The nature of the initial carbides formed during the early stages of the tempering of steels is still a matter of debate. Conventionally, the main transition carbide is described as epsilon carbide, with a composition of approximately Fe(2.4)C. However, earlier one-dimensional atom probe (1DAP) results indicated the existence of carbon-rich regions having much lower carbon contents, with maxima of around 10at%. There was some uncertainty about the interpretation of the 1DAP results, because of possible problems with alignment of the aperture and with trajectory aberration effects. We have therefore re-visited this topic, using the three-dimensional (3D) atom probe, and studying both a model Fe-Ni-C alloy and a well-known engineering steel (AISI4340). We demonstrate that, for both materials, low-temperature (20-150 degrees C) aging produces carbon-rich regions with average peak carbon contents of up to 10%. We show for the first time the three-dimensional structure of these carbon-rich regions, and demonstrate that fine-scale faulting exists within them.

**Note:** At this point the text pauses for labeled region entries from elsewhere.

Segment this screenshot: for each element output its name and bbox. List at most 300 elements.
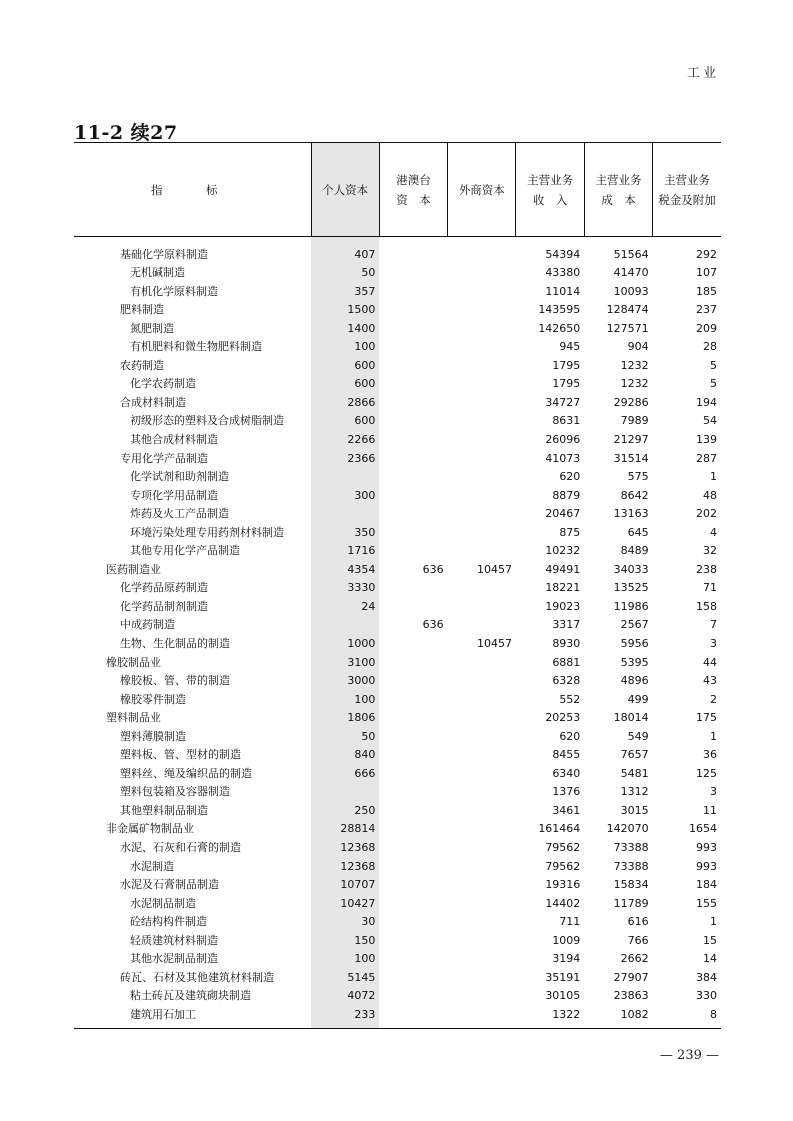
main-cost-cell: 23863 [613,989,649,1003]
main-revenue-cell: 620 [559,729,581,743]
main-cost-cell: 11789 [613,896,649,910]
table-row [74,783,721,802]
indicator-name-cell: 塑料包装箱及容器制造 [120,785,230,799]
table-row [74,616,721,635]
table-row [74,691,721,710]
hk-macao-taiwan-capital-cell [379,394,447,413]
indicator-name-cell: 化学药品原药制造 [120,581,208,595]
foreign-capital-cell [448,709,516,728]
individual-capital-cell: 1000 [311,635,379,654]
main-revenue-cell: 1009 [552,933,581,947]
main-cost-cell: 904 [627,340,649,354]
main-cost-cell: 2567 [620,618,649,632]
hk-macao-taiwan-capital-cell [379,802,447,821]
table-row [74,820,721,839]
foreign-capital-cell [448,357,516,376]
foreign-capital-cell [448,839,516,858]
main-revenue-cell: 552 [559,692,581,706]
indicator-name-cell: 水泥制造 [130,859,174,873]
table-row [74,635,721,654]
hk-macao-taiwan-capital-cell [379,1006,447,1029]
main-tax-cell: 384 [696,970,717,984]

钢回火早期形成的初始碳化物的性质仍然存在争议。传统上,主要的过渡碳化物被描述为ε碳化物,其成分约为Fe(2.4)C。然而,早期的一维原子探针(1DAP)结果表明存在碳含量低得多的富碳区域,其最大值约为10at%。由于孔径对准和轨迹像差效应可能存在问题,对1DAP结果的解释存在一些不确定性。因此,我们使用三维(3D)原子探针重新研究了这个课题,并研究了一种模型Fe-Ni-C合金和一种著名的工程钢(AISI4340)。我们证明,对于这两种材料,低温(20-150摄氏度)时效会产生平均峰值碳含量高达10%的富碳区域。我们首次展示了这些富碳区域的三维结构,并证明其中存在精细尺度的位错。